Figure 2.4 Different reasoning patterns. Simple structures that demonstrate the different patterns of reasoning that are possible in a BN [82].
2.2.5Node elimination algorithm The definition of Markov(D) assumptions to hold in F provides a simple procedure to construct a BN structure, given a JPD F over a set of variables U. The variables in U are set in the order X_{1},X_{2},…,X_{n}. The first node X_{1} is chosen. The second node X_{2} is then chosen. If X_{2} depends on X_{1} according to the JPD, then an arc from X_{1} to X_{2} is drawn. The process continues this way; the X_{i} node is chosen and each of the nodes X_{1},…,X_{i1} is examined to see if X_{i} depends on it. An arc is drawn from each node on which X_{i} is found to be dependent, to the X_{i} node. The result is a BN for the given JPD. This process is relevant if the JPD is given.
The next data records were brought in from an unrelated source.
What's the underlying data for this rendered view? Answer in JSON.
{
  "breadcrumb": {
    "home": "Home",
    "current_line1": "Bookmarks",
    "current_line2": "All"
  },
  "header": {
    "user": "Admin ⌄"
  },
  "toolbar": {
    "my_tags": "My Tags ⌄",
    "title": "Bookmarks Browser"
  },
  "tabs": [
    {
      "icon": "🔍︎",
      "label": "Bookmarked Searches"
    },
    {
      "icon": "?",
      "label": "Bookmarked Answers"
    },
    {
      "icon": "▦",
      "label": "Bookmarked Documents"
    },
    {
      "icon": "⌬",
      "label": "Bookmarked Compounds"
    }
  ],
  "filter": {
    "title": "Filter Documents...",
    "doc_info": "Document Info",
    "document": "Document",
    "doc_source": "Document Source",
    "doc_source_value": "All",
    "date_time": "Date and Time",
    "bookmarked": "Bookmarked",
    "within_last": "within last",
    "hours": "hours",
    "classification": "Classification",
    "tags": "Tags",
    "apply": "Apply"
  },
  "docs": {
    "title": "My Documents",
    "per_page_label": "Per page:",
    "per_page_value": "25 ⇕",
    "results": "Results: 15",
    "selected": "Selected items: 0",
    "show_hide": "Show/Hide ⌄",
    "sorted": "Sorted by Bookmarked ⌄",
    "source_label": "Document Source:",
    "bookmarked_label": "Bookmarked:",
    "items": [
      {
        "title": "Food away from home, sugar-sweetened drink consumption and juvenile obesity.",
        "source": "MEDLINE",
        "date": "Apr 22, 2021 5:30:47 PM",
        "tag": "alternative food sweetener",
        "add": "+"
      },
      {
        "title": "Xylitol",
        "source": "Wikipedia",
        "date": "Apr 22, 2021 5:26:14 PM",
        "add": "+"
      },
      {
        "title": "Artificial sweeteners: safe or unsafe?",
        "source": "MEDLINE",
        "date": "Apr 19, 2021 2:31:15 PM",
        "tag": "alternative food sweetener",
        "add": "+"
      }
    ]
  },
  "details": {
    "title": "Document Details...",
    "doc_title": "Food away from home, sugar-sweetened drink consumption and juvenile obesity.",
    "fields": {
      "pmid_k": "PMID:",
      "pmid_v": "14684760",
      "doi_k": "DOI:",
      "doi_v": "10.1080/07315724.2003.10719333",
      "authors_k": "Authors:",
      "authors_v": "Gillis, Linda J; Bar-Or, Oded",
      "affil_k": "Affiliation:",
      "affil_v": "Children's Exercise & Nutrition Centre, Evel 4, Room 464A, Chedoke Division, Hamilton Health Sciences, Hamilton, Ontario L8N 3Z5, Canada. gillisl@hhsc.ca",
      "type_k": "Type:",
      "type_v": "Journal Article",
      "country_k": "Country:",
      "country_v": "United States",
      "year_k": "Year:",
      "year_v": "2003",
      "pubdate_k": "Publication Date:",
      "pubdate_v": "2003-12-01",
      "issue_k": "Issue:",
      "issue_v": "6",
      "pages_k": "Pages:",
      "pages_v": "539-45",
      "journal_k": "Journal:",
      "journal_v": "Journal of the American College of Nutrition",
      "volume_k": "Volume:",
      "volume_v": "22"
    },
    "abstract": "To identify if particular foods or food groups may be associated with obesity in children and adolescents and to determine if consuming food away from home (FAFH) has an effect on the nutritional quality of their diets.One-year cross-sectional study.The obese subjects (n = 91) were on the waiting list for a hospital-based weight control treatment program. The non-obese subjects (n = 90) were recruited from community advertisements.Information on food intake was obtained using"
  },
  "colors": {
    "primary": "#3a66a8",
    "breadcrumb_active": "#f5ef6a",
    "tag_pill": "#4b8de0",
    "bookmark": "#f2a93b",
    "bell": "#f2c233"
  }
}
In real situations the JPD is unknown and dependencies and independencies are subject to human judgment. In such situations, the procedure described above is still valid, but the answer to the question whether X_{i} depends on any of the nodes that had been previously added to the network depends on an expert’s judgment and on the added nodes. In any case, because arcs are drawn from existing nodes to the one added, the procedure for constructing a BN as described above is heavily dependent on the ordering of the variables and the resultant structure can be sparse for a good ordering and highly connected for a different ordering, e.g. [82](p.442).
Since, for an ‘n’ number of variables there are n! possible orderings, one would need to explore all of them in order to determine which structure is the best. Naturally, this is not feasible. Therefore, other approaches to the construction of BNs had to be sought.